You thought Wiffle ball championships were novel. Brace yourself because it's about to seem pretty tame.

This summer saw the crowning of the Blue Kamikazes from Albany, N.Y., as the 2019 National Wiffle League Association champions. But Wiffle ball isn’t the only nontraditional sport with an increasingly popular national tournament.

On Oct. 12, a husband-and-wife team was be crowned king and queen of the 2019 North American Wife Carrying Championship, which took place at the Sunday River Resort’s annual Fall Festival Weekend in Newry, Maine. The 278-yard obstacle course included hurdles, a watery mud pit and an unsteady sand hill. To see how it’s done, click here. The prize: The wife’s weight in beer and five times her weight in cash.

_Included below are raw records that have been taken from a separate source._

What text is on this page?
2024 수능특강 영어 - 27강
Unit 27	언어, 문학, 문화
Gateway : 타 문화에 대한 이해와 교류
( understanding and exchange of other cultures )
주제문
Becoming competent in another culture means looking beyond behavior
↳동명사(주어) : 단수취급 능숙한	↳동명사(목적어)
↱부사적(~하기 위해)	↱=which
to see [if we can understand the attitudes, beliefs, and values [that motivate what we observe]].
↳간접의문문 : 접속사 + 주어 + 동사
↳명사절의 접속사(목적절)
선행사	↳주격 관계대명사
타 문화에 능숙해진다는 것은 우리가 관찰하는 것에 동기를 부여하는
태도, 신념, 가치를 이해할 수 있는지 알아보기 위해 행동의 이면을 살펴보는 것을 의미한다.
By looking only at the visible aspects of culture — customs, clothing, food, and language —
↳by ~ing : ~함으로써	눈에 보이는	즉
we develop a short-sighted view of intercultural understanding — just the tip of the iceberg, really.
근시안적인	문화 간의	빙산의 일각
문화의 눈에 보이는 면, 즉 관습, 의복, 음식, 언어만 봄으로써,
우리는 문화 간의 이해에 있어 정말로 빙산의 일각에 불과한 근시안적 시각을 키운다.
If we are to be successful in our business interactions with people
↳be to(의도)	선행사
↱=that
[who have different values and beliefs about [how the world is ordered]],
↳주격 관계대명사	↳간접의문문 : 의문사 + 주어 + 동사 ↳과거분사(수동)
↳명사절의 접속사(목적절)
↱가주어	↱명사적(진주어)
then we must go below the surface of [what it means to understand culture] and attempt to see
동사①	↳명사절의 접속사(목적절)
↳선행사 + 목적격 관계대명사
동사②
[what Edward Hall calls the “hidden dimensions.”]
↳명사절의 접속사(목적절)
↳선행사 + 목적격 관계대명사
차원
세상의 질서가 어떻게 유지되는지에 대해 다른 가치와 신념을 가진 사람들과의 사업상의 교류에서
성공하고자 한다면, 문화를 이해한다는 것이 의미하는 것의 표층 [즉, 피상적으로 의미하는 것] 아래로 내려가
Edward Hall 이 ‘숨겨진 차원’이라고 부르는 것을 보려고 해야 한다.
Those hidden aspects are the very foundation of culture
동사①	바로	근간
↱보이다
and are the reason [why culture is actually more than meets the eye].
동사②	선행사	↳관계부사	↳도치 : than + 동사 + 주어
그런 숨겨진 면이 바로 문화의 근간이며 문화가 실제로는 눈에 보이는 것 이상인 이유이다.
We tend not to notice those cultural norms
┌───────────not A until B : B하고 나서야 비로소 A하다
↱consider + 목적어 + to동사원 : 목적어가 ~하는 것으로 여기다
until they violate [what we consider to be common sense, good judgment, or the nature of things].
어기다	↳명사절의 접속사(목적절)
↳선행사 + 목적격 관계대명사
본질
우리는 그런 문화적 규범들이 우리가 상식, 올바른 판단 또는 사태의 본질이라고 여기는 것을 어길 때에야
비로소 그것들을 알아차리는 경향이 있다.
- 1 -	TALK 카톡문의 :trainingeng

According to wife-carrying.org, the sport originated in Finland and is based on the 19th century legend of Herkko Rosvo-Ronkainen, or “Ronkainen the Robber.”

“There are three stories as to how the sport was created,” the website explains. “First, Ronkainen and his thieves were accused of stealing food and women from villages in the area he lived in; then [they] carried these women on their backs as they ran away. Second, it has been said the men would go to villages near their own to steal other men’s wives, and then have the woman become their own wife. Third is the story that Ronkainen trained his thieves by carrying big, heavy sacks on their backs, which could have eventually evolved [in]to a sport.”

The first modern-day wife carrying event was held in Finland in 1992, and Sonkajärvi, Finland, now hosts the annual World Championship. The North American Wife Carrying Championship debuted in 1999.

For complete rules, click here; for more information about the event, click here.

One week earlier, Virginia City, Nev., was the site of the 30th Annual World Championship Outhouse Races. The free event dates back to when outdoor plumbing was outlawed in Virginia City, and angry residents took to the streets with their outhouses in protest, according to the Virginia City Tourism Commission.

“This hilarious event pits teams of costumed outhouse racers against each other in an all-out potty race pushing their home-made outhouses down C Street toward the toilet paper finish line to claim the latrine title,” the commission’s website explains, adding that “the Parade of Outhouses” precedes the races.